Start by differentiating the given equation \(xy(x - 6y) = 9a^3\).

Using the product rule, differentiate the left-hand side:

\(\frac{d}{dx}[xy(x - 6y)] = x^2 \frac{dy}{dx} + 2xy \frac{dy}{dx} + y(x - 6y)\).

Equate the derivative to zero for the tangent to be horizontal:

\(x^2 \frac{dy}{dx} + 2xy \frac{dy}{dx} + y(x - 6y) = 0\).

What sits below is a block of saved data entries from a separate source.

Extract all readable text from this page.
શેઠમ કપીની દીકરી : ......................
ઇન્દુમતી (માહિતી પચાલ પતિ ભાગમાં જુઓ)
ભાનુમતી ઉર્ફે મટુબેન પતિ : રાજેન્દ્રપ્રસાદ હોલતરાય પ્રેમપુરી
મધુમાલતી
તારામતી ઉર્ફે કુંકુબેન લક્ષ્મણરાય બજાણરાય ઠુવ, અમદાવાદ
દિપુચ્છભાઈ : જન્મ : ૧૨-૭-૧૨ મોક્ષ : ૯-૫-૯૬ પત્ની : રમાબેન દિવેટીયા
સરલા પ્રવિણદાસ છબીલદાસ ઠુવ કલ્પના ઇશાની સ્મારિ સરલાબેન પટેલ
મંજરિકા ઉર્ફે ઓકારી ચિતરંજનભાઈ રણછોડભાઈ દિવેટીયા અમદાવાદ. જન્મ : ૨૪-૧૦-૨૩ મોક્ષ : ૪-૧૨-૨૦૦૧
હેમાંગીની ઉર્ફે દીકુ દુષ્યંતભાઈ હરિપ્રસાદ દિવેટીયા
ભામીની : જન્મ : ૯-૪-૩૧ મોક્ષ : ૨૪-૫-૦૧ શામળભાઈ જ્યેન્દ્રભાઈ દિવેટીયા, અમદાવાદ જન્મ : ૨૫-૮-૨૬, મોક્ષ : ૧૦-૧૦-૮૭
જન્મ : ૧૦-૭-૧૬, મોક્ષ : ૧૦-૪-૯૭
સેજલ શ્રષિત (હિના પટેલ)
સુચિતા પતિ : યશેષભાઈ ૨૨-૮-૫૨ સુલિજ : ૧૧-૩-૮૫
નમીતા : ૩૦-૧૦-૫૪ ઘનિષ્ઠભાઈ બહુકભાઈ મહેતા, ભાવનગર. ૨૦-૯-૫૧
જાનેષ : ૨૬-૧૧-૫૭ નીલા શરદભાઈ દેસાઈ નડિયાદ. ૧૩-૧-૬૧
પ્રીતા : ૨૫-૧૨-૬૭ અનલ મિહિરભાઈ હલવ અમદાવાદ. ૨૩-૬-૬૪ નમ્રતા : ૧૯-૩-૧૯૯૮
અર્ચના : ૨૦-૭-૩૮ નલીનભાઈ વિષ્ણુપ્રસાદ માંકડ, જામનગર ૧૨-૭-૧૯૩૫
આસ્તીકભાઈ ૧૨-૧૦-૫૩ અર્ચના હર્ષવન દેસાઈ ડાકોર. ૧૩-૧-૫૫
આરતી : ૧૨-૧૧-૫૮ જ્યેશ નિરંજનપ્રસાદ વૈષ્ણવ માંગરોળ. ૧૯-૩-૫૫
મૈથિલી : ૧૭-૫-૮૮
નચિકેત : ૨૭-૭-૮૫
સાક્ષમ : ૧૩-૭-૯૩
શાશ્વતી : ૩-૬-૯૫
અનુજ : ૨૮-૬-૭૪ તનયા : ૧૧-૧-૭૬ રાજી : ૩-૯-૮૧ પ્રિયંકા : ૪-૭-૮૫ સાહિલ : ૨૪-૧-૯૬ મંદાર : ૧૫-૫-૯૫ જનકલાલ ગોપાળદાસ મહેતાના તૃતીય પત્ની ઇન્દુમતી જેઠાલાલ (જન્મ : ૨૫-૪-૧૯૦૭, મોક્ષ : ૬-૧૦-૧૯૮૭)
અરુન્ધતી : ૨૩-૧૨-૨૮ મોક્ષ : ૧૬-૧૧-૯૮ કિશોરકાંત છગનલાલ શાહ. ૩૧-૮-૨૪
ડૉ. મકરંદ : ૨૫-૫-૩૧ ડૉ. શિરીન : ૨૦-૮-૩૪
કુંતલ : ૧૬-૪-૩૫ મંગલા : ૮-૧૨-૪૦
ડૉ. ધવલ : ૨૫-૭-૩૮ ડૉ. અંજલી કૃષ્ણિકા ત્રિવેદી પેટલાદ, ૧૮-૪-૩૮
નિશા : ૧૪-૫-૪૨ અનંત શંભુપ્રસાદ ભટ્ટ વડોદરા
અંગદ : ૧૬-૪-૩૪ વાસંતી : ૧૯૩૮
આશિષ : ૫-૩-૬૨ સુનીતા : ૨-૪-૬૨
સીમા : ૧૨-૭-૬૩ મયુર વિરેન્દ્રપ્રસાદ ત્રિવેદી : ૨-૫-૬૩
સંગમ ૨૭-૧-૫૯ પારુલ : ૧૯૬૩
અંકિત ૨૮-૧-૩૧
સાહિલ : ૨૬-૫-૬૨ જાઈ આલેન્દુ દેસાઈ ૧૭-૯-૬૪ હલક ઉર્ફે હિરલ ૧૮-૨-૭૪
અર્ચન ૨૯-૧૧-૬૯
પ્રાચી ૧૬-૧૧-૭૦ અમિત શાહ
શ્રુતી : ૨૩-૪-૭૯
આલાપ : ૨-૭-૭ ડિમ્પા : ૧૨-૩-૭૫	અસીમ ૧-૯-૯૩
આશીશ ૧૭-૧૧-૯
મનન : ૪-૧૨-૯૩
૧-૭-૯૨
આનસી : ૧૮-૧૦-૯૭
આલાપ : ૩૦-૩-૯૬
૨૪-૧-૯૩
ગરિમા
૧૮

Simplify and solve for \(\frac{dy}{dx} = 0\):

\(y(x - 6y) = 0\).

This gives \(y = 0\) or \(x - 6y = 0\).

Since \(y = 0\) does not satisfy the original equation, we use \(x - 6y = 0\).

Substitute \(x = 6y\) into the original equation:

\((6y)y(6y - 6y) = 9a^3\).

\(6y^2 = 9a^3\).

\(y = -a\).

Substitute \(y = -a\) back into \(x = 6y\):

\(x = 6(-a) = -3a\).

Thus, the coordinates are \((-3a, -a)\).